Sitting in a studio in Kensington, London, the designer Sebastian Conran walks me through a worst-case scenario. “Basically, what it’s looking for is a break in routine,” he explains, pointing to a drawing of an elderly woman, collapsed on the floor of her home. “There’s an event. The e-sensor in the room notices that you’ve fallen over. MiRo goes to investigate.”
MiRo is a robotic dog. There is an early model close to where we are sitting. Its head sits above a torso without arms or legs, and its cartoonish eyes stare out below alert ears embedded with speakers. Conran’s company describes it as a biomimetic companion robot, and says it will eventually work with facial recognition technology to make life easier for its owner – to prompt them to take medicine, or to remind them of visitors’ names, or to question them if it thinks they’re in trouble. Conran tells me to think of it as a cross between a pet and Radio 4’s John Humphrys.
“It tries talking to you,” he continues, “and then it will send a signal to the hub saying there seems to be a problem. The hub will then broadcast on the home speaker, asking again if you’re all right, and telling you to slap your wrist.”
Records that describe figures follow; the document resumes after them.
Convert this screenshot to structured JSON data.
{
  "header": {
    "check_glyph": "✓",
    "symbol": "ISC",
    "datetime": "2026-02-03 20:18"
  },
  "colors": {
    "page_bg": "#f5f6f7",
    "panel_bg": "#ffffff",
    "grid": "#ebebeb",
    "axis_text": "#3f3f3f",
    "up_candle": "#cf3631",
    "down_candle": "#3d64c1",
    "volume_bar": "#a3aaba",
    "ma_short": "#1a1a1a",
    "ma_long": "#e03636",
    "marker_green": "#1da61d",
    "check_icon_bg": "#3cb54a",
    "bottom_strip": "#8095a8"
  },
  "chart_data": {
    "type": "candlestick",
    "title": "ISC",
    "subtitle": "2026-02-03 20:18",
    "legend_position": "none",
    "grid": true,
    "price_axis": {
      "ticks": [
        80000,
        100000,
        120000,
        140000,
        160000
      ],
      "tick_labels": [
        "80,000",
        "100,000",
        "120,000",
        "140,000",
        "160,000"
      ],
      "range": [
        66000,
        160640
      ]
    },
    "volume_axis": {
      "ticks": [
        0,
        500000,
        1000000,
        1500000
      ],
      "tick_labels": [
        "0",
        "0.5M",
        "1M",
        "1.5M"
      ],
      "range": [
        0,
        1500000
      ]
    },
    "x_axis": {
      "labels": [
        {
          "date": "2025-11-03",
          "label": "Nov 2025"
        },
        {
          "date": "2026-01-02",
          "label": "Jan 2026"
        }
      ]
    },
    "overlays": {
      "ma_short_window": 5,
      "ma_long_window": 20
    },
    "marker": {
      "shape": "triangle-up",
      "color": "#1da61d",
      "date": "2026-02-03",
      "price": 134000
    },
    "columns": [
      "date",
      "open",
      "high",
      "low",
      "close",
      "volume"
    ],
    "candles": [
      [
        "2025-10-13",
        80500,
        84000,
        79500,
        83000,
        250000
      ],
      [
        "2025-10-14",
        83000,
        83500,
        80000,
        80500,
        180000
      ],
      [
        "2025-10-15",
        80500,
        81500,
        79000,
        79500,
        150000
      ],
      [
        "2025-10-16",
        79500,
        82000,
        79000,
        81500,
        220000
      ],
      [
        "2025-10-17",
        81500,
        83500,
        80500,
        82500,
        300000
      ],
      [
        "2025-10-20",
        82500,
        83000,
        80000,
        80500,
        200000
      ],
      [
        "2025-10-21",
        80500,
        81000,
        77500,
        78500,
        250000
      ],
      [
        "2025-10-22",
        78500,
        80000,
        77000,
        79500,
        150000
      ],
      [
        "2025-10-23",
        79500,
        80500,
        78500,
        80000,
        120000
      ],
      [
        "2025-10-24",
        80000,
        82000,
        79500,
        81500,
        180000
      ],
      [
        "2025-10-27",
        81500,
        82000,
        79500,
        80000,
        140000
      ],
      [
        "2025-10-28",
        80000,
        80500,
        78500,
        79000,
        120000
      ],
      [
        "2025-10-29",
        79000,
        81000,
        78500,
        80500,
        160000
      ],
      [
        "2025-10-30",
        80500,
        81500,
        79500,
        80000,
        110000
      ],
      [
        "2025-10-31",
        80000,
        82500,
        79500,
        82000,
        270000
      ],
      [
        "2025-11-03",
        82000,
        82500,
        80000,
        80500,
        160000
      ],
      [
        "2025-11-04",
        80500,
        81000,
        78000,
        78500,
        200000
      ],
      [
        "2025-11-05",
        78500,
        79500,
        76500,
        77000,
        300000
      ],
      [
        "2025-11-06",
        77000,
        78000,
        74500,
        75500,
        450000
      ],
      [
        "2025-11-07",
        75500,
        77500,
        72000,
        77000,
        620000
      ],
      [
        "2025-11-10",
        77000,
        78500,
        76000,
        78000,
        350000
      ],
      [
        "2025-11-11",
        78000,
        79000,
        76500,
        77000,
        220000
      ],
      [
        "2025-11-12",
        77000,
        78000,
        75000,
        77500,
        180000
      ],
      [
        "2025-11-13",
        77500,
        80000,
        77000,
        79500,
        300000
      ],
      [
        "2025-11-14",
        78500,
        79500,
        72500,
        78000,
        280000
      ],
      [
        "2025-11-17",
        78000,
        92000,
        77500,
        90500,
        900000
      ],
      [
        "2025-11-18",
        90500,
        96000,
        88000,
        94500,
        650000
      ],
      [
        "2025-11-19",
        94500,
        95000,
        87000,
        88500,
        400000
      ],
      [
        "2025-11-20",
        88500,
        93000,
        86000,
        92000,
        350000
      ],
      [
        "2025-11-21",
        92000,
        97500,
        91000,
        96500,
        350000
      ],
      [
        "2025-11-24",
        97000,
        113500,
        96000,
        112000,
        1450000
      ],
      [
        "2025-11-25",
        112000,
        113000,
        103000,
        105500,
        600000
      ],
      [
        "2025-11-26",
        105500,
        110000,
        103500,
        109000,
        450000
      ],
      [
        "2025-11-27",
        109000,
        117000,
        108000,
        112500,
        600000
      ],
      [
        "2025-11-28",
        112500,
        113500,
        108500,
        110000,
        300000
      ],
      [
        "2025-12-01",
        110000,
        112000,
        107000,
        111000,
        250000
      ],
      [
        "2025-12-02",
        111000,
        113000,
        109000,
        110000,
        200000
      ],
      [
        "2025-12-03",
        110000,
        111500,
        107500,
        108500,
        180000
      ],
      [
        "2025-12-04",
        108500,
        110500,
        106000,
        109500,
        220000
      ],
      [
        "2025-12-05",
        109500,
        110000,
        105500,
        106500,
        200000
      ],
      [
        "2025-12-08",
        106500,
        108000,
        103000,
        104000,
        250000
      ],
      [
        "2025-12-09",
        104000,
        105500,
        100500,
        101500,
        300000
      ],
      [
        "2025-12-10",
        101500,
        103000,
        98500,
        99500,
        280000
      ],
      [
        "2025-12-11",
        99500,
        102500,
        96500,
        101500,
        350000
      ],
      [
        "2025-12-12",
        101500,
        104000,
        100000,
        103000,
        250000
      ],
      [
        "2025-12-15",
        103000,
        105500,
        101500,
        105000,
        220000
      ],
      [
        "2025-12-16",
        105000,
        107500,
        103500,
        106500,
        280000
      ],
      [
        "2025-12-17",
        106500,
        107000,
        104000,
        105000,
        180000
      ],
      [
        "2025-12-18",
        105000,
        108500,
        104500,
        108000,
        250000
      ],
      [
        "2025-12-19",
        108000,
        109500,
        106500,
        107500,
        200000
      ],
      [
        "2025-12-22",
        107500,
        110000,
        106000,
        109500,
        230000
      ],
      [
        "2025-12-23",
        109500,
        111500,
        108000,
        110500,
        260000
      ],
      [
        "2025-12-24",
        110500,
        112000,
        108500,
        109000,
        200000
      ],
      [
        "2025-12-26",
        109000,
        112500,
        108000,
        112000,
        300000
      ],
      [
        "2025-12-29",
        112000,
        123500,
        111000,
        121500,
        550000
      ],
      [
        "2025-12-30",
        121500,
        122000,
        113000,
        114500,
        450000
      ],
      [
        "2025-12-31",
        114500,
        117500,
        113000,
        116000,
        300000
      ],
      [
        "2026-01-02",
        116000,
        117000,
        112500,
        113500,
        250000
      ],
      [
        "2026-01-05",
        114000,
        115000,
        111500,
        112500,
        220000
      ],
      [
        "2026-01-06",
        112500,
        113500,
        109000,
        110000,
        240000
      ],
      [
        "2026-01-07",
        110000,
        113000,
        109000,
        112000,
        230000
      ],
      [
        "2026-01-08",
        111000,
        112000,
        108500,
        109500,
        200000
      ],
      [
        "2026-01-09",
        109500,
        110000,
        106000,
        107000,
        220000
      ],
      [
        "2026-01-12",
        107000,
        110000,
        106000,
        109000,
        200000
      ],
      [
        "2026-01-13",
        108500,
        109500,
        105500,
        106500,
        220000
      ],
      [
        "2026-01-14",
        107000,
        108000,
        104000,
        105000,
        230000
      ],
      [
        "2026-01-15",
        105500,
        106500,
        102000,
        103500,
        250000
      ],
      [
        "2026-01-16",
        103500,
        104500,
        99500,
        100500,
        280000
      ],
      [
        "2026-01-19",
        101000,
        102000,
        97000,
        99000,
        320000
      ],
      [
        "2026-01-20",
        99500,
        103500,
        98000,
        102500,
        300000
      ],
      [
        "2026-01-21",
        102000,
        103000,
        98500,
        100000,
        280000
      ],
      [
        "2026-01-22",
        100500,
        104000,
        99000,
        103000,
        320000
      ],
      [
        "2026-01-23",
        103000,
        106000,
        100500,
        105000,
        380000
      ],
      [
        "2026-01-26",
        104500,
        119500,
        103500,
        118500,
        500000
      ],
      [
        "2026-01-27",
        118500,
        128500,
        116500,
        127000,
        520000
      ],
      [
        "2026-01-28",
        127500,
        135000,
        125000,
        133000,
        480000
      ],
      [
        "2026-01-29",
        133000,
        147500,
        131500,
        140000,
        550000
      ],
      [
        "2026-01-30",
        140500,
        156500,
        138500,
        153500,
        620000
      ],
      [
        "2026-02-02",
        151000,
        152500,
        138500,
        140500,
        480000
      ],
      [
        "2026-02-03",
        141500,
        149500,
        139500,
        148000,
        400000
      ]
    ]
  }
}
“The thing about human care is, unless you’re particularly disabled you don’t need someone there all the time,” Conran says. “But you do need to deal with loneliness and fear. If a carer comes to see you twice a week for an hour, what’s happening in between? What’s happening to people when a carer isn’t there?” Conran is not the only one to ask these questions and look for answers in the use of robots and smart systems.